The waterfront line wasn't considered in large part because it appears there may be compatibility issues between this line and the others. The waterfront proposal, due to the need to preserve a freight spur accessing the port facilities further south, will, in all likelihood, use standard gauge DMU equipment, time-separated à la the River Line, while the other lines will all use broad-gauge electrified LRV equipment, like that used on Boston's Green Line. This compatibility issue will allow for connections, but not interoperability. If, on the other hand, the waterfront line is built in such a way as to be interoperable, or able to be converted into being interoperable, with the other lines, then that opens up a raft of new possibilities for the 64, one of the most delicious being the use of American Street to reach Fairhill, a neighborhood where the addition of new rail service is at or near its most difficult.
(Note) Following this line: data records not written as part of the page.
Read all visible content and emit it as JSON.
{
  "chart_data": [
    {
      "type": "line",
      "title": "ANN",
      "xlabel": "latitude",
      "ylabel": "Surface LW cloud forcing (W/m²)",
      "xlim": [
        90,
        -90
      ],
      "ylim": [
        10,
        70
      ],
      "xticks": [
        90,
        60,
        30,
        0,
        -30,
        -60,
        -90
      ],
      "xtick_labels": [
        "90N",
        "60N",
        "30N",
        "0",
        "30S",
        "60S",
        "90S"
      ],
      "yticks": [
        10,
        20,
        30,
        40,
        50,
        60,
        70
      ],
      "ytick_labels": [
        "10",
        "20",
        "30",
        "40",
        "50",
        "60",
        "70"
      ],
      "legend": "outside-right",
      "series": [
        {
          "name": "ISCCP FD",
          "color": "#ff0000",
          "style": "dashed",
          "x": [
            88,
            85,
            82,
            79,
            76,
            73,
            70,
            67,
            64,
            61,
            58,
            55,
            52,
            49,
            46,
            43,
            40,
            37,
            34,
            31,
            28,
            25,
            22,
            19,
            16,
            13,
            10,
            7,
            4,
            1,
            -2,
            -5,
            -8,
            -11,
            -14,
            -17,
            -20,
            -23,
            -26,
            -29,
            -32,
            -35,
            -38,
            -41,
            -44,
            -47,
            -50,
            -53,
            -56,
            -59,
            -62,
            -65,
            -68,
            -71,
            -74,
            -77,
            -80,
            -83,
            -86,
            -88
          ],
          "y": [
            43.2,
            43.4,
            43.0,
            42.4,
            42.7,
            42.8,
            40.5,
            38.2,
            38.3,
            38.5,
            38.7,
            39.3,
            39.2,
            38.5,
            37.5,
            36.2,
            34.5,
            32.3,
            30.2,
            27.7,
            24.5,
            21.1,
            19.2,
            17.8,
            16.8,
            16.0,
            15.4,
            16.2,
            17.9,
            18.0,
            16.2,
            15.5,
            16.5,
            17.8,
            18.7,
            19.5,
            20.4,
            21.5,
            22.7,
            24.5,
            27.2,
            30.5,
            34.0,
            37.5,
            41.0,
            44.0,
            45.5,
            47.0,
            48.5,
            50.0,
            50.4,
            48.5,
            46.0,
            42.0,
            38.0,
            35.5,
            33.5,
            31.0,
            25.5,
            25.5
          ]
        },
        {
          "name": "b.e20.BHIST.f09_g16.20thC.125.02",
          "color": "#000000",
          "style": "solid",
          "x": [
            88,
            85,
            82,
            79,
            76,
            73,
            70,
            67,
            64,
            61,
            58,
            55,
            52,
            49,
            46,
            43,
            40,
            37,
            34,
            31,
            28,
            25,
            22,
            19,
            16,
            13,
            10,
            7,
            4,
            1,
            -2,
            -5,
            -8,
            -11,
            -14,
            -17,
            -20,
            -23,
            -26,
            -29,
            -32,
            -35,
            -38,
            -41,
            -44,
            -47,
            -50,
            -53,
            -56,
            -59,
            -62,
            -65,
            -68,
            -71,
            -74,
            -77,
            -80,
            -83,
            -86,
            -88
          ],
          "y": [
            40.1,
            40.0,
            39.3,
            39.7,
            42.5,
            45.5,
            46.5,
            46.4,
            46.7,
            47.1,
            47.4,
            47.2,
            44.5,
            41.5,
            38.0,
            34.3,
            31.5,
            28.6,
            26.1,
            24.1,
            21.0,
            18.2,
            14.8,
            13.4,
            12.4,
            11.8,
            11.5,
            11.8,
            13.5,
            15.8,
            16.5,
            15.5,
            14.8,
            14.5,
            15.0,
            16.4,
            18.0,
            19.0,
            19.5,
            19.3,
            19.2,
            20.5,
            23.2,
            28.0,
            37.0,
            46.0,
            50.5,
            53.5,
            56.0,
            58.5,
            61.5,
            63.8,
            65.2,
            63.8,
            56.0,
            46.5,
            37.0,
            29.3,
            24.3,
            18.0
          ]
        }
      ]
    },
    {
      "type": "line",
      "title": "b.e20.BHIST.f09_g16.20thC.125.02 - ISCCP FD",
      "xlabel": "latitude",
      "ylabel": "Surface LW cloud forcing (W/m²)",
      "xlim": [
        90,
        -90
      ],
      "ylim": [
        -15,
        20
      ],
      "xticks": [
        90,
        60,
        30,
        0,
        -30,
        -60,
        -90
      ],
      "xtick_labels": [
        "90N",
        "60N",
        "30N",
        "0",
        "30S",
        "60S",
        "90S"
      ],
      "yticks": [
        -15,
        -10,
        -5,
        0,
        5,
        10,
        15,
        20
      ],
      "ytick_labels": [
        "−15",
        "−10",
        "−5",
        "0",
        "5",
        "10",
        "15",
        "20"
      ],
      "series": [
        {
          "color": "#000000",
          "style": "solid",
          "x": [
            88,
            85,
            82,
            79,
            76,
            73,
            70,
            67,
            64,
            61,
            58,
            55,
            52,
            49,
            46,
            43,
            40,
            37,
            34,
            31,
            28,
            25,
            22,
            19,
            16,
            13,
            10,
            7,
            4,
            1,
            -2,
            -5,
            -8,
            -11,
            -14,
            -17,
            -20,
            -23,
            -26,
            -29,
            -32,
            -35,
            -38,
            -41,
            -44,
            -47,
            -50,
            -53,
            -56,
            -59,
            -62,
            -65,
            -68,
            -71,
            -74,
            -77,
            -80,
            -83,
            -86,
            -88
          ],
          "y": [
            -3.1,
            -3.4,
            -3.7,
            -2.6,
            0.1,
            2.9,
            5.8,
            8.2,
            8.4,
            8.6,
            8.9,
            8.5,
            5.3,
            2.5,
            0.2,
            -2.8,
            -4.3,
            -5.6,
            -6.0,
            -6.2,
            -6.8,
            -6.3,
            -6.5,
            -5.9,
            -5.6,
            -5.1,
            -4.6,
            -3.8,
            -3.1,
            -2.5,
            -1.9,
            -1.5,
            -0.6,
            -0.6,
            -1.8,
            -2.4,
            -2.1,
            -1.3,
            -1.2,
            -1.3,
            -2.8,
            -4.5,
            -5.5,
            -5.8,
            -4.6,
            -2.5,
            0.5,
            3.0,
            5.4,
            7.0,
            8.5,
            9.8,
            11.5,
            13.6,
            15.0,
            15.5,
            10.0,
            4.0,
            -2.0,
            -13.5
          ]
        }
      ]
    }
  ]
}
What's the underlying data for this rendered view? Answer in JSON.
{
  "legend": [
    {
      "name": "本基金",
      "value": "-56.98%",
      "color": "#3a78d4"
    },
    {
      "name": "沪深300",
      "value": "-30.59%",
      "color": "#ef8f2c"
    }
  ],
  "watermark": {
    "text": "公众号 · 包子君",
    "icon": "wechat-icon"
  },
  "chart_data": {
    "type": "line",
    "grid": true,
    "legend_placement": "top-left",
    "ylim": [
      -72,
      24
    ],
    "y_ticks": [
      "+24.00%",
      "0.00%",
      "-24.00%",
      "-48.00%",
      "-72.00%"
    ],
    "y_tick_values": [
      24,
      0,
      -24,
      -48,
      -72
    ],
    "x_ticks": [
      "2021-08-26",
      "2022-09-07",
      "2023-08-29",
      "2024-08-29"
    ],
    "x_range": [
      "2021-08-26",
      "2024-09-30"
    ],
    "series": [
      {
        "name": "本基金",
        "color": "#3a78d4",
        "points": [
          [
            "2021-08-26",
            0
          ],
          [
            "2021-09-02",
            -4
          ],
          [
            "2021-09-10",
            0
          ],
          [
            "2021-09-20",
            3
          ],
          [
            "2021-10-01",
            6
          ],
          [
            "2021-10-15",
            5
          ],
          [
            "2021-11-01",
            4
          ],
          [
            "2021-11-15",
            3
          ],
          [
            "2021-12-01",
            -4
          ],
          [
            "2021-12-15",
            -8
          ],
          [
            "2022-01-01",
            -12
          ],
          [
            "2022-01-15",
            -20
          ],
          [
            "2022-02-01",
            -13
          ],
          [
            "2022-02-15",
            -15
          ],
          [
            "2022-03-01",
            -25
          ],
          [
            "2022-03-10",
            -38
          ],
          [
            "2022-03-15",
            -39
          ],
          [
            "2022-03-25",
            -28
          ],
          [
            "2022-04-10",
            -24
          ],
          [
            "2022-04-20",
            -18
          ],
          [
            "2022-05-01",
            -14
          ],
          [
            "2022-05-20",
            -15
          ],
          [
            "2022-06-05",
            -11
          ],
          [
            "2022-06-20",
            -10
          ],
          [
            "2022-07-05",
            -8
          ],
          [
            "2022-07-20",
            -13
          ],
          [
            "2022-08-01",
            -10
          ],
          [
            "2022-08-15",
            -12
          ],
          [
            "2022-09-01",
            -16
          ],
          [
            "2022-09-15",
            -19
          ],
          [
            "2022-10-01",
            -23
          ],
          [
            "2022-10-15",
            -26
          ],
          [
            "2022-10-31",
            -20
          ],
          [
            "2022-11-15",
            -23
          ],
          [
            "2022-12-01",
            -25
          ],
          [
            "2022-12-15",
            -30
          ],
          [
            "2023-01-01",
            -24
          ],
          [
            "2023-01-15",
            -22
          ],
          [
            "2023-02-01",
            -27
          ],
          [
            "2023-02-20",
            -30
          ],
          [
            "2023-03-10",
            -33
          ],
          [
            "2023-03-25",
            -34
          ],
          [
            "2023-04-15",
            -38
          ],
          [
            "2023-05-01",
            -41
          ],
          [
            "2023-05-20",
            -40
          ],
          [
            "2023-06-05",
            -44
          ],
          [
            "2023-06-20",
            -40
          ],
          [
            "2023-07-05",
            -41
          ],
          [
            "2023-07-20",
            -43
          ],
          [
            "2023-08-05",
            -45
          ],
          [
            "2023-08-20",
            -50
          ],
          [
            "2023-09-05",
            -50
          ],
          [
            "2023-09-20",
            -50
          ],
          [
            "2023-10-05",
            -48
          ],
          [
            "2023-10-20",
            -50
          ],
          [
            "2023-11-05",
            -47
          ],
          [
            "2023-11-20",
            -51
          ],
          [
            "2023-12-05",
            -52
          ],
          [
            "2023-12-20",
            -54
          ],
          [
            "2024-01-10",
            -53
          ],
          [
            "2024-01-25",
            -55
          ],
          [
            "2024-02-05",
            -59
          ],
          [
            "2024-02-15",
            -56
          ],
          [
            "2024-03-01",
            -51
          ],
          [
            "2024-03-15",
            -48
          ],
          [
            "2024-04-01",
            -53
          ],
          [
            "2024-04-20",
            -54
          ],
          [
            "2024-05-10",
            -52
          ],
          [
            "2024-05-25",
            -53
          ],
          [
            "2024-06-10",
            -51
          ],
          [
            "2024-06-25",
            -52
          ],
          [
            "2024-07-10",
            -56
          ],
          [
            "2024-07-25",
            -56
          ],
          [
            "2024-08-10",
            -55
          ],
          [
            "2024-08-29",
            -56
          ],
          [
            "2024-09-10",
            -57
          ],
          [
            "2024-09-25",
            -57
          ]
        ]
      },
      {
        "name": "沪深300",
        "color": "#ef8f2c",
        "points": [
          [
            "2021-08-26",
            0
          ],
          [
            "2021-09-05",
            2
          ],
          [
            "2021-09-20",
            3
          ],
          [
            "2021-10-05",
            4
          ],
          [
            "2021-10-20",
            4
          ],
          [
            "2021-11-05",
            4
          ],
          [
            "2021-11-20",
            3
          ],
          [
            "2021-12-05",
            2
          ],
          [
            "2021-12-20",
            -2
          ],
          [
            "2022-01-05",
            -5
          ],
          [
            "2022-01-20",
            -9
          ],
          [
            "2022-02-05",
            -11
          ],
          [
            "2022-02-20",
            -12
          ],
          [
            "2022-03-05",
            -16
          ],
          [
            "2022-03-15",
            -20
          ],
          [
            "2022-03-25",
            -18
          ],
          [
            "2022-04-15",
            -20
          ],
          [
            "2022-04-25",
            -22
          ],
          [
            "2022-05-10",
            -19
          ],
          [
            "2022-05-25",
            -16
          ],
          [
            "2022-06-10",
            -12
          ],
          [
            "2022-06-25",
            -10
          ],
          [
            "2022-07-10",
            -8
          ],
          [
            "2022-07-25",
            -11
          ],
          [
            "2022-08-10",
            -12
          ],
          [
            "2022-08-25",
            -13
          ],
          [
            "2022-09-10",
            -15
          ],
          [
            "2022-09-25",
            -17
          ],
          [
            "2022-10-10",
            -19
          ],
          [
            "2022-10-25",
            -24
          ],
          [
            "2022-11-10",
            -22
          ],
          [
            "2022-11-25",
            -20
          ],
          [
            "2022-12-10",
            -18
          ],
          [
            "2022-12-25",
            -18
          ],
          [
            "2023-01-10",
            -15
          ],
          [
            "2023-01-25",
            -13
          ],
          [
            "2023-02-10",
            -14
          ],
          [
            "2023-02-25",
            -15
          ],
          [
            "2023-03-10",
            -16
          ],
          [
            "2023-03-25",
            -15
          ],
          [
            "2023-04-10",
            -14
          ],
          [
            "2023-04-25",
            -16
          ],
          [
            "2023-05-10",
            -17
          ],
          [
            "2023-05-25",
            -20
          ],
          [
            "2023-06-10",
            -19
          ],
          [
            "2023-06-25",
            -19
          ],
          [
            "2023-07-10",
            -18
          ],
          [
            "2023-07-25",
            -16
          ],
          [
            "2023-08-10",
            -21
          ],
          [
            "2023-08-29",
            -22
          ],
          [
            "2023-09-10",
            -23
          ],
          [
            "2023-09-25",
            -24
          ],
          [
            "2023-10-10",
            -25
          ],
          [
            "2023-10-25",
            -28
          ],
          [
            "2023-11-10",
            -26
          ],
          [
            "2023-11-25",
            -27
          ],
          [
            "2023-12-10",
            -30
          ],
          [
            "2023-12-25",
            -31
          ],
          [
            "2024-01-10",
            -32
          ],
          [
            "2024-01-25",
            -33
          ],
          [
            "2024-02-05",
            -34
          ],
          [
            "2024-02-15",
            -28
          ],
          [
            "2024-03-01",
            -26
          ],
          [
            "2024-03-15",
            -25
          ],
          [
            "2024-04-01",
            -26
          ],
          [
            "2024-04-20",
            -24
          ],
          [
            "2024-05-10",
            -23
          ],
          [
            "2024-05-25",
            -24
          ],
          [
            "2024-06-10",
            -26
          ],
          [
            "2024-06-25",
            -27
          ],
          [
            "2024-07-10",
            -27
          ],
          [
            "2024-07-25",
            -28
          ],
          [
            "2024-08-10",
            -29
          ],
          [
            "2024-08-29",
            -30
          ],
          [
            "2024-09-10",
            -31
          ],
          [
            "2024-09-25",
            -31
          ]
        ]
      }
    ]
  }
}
A final note about the light-rail map: like heavy rail, Philadelphia2050's light rail system is composed of interwoven overlain networks, which are broadly classifiable as urban and suburban. Urban can be further classified into four networks: the Subway-Surface, the Loop, the Upper Network, and the Waterfront Line; suburban can be further classified into suburban light rail (concentrated at 69th Street Terminal), New Jersey light rail (concentrated at Walter Rand), and interurban lines, like the former 100***, where the lack of concentration is the establishing feature. The ideal solution with all this is to give each network in the system its own color, but the sheer amount of colors (three heavy rail networks + four urban light rail networks + three suburban light rail networks + the regional rail network = 11(!) separate networks in the system) makes this something of a Sisyphean task. Untangling this maze is one of the major cartographic challenges of the proposed system.
* The 64 being a bus line which would be upgraded, under Philadelphia2050, to light rail.
** Technically, the 40th Street connection is a one-way pair: the southbound line runs along 40th from its corner with Parkside and Girard south to Spruce and thence down 42nd to Woodland; the northbound line up 42nd from Woodland to Spruce, then up 38th to Filbert, then up 41st to Ogden back to 40th and across the bridge over the Main Line just west of Zoo. In the maps, the 37 line runs the northbound section of this connection and the 49 the southbound. Additionally, since the 11 and 34 both use Woodland east of 49th, I decided to run the 37 up 49th (which has available trolley tracks) to Chester, following the 13, in order to not inordinately overload Woodland; since the Grays Ferry Bridge's optimal access follows 47th, to keep costs down, the 49 follows Woodland for a brief section from 42nd to 47th.
*** The 100 is now called the Norristown High-Speed Line, or NHSL for short; in Philadelphia2050, the 100 number is to be given to a new route extending from 69th Street Station to Ivy Ridge Transportation Center (another later post).